Some 6,000 AU troops from Uganda and Burundi are propping up the weak
Western-backed government, which the insurgent group al-Shabaab and allied
groups have penned in to a few enclaves in Mogadishu.
The AU's Deputy Special Representative for Somalia, Wafula Wamunyinyi, told
journalists in the Kenyan capital Nairobi that an extra 2,000 troops
recently pledged by East African grouping IGAD were expected to drive back
the insurgents.
"With the new troops we are hoping that we are going to expand further and
move them out of Mogadishu," said Wamunyinyi. "We may not move them
completely out of Mogadishu, but we think we are going to make major strides
with the 2,000 (extra troops)."
Wamunyinyi said that additional troops from Uganda had already been
deployed, and that Guinea and Burundi were expected to send more soldiers.

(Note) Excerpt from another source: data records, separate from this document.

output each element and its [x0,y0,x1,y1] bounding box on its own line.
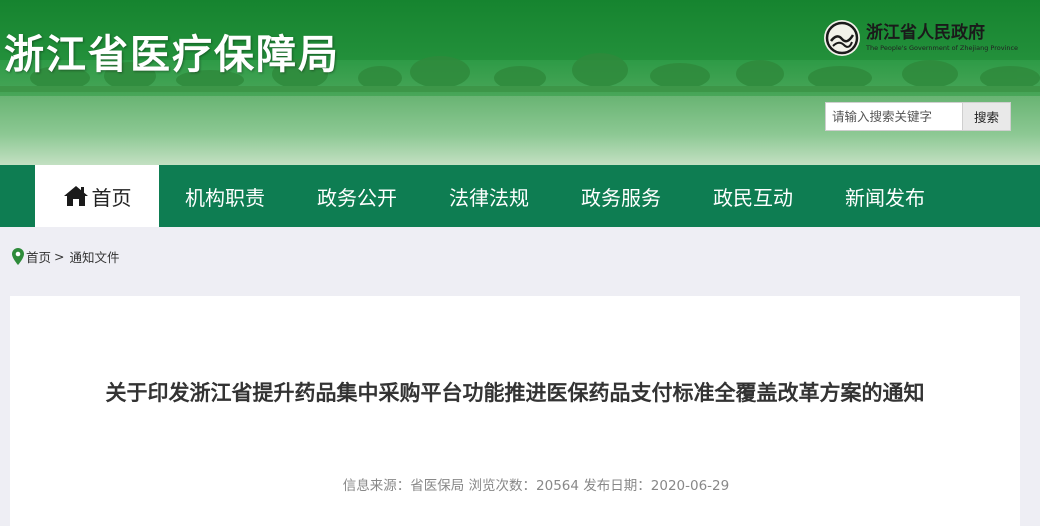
site-banner: 浙江省医疗保障局 浙江省人民政府 The People's Government… [0,0,1040,165]
gov-logo[interactable]: 浙江省人民政府 The People's Government of Zheji… [824,20,1018,56]
nav-item-label: 机构职责 [185,185,265,210]
nav-item-label: 政务公开 [317,185,397,210]
search-button[interactable]: 搜索 [963,102,1011,131]
nav-item-label: 首页 [91,185,132,210]
nav-item-home[interactable]: 首页 [35,165,159,227]
site-title: 浙江省医疗保障局 [4,32,340,78]
breadcrumb: 首页 > 通知文件 [12,246,120,266]
nav-item-public-affairs[interactable]: 政务公开 [291,165,423,227]
nav-item-laws[interactable]: 法律法规 [423,165,555,227]
gov-logo-en: The People's Government of Zhejiang Prov… [866,44,1019,52]
nav-item-institution[interactable]: 机构职责 [159,165,291,227]
article-meta: 信息来源：省医保局 浏览次数：20564 发布日期：2020-06-29 [342,478,730,494]
location-pin-icon [12,247,24,265]
nav-item-news[interactable]: 新闻发布 [819,165,951,227]
article-title: 关于印发浙江省提升药品集中采购平台功能推进医保药品支付标准全覆盖改革方案的通知 [105,381,925,405]
search-box: 搜索 [825,102,1011,131]
nav-item-label: 新闻发布 [845,185,925,210]
nav-item-label: 政民互动 [713,185,793,210]
breadcrumb-home-link[interactable]: 首页 [26,247,51,266]
main-nav: 首页 机构职责 政务公开 法律法规 政务服务 政民互动 新闻发布 [0,165,1040,227]
breadcrumb-current[interactable]: 通知文件 [70,247,120,266]
nav-item-label: 法律法规 [449,185,529,210]
article-panel: 关于印发浙江省提升药品集中采购平台功能推进医保药品支付标准全覆盖改革方案的通知 … [10,296,1020,526]
search-input[interactable] [825,102,963,131]
nav-item-label: 政务服务 [581,185,661,210]
nav-item-services[interactable]: 政务服务 [555,165,687,227]
home-icon [63,185,89,207]
gov-logo-cn: 浙江省人民政府 [866,23,985,43]
gov-emblem-icon [824,20,860,56]
nav-item-interaction[interactable]: 政民互动 [687,165,819,227]
breadcrumb-separator: > [54,248,65,264]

However, he refused to give a timescale for when the full mandated 8,000
troops would be on the ground.
Al-Shabaab, which claims links to the al-Qaeda network, recently carried out
its first attack outside Somali soil, targeting the Ugandan capital Kampala
with twin blasts that killed 76.
The insurgents said they carried out the bombing because AU troops were
shelling civilians - a charge often leveled at the peacekeepers, who are
accused of returning fire at insurgent positions in heavily populated areas.
Wamunyinyi denied the charges, saying that troops were undergoing training
to avoid civilian casualties.
"Where the civilians are, we are saying you cannot shell," he said. "Even on
some occasions, when we have had exchanges ... we have always avoided the
civilian population."
Somalia has been immersed in chaos since the 1991 ouster of dictator Mohamed
Siad Barre.
The current insurgency, which has claimed more than 20,000 lives, kicked off
in early 2007, following Ethiopia's invasion to oust the ruling Islamist
regime.
The ongoing chaos has attracted foreign fighters. At the weekend, 10 people
died when a car bomb they were making exploded prematurely. Afghan,
Pakistani and Indian nationals were amongst those dead, the AU said.
There are now as many as 2,000 foreign fighters operating from bases in
Somalia, training and financing local militants, Wamunyinyi said.